Fine-tuning Language Models with Generative Adversarial Reward Modelling
This addresses the problem of high human-in-the-loop overhead in AI alignment for language models, though it appears incremental as an alternative to existing methods.
The paper tackles the limitations of Reinforcement Learning with Human Feedback (RLHF) and supervised fine-tuning (SFT) for aligning large language models with human values, which require costly human expertise. It proposes Reinforcement Learning with Generative Adversarial Feedback (RLGAF), showing it achieves competitive performance against RLHF and SFT while avoiding their restrictions.

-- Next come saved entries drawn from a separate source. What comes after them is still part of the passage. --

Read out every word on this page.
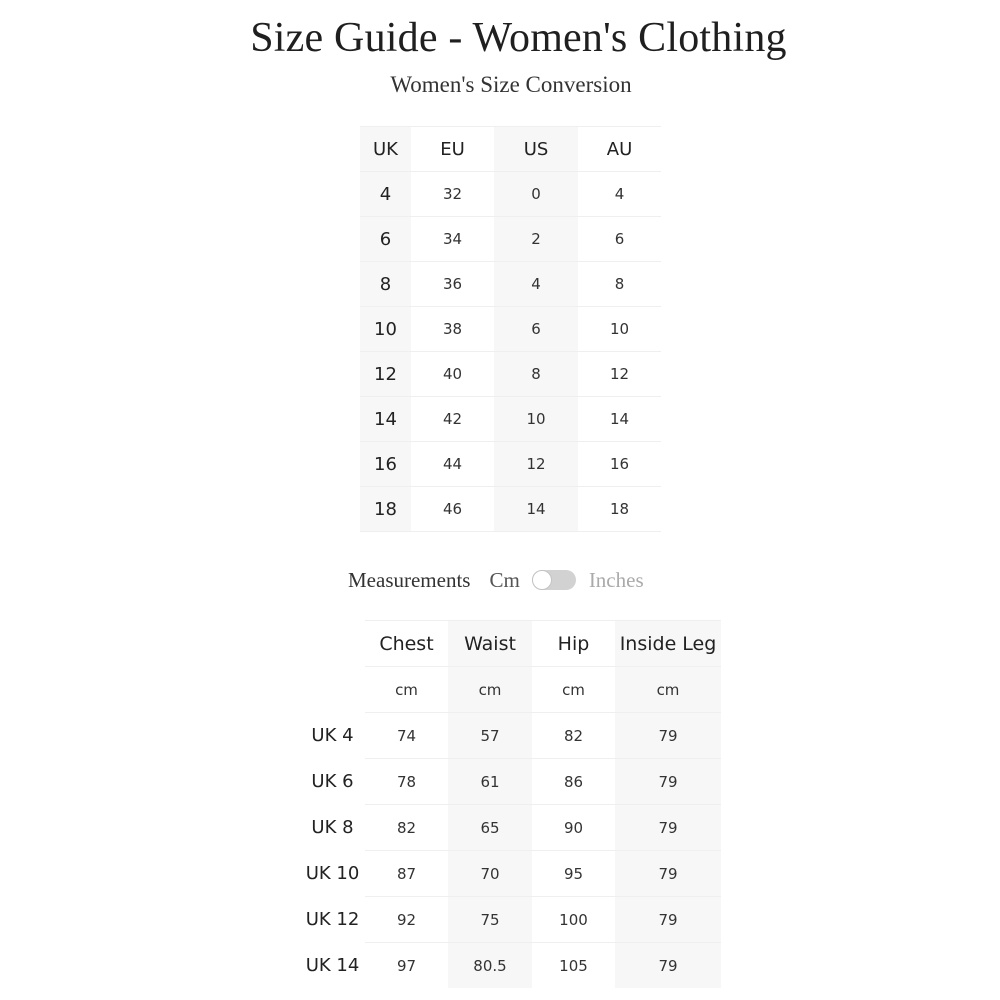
Size Guide - Women's Clothing
Women's Size Conversion
UK	EU	US	AU
4	32	0	4
6	34	2	6
8	36	4	8
10	38	6	10
12	40	8	12
14	42	10	14
16	44	12	16
18	46	14	18
Measurements Cm	Inches
	Chest	Waist	Hip	Inside Leg
	cm	cm	cm	cm
UK 4	74	57	82	79
UK 6	78	61	86	79
UK 8	82	65	90	79
UK 10	87	70	95	79
UK 12	92	75	100	79
UK 14	97	80.5	105	79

Reinforcement Learning with Human Feedback (RLHF) has been demonstrated to significantly enhance the performance of large language models (LLMs) by aligning their outputs with desired human values through instruction tuning. However, RLHF is constrained by the expertise and productivity limitations of human evaluators. A response to this downside is to fall back to supervised fine-tuning (SFT) with additional carefully selected expert demonstrations. However, while this method has been proven to be effective, it invariably also leads to increased human-in-the-loop overhead. In this study, we propose another alternative approach: Reinforcement Learning with Generative Adversarial Feedback (RLGAF) to RLHF and SFT, which uses a generative adversarial training style to enable the LLMs to learn useful human expert demonstrations without being directly exposed to the training examples, thus enabling good generalization capabilities while preserving sample efficiency. Our preliminary findings indicate that RLGAF can help align LLMs outputs with competitive performance against RLHF and SFT, while not suffering from their respective inherent restrictions, suggesting promising avenues for further research on automating AI alignment.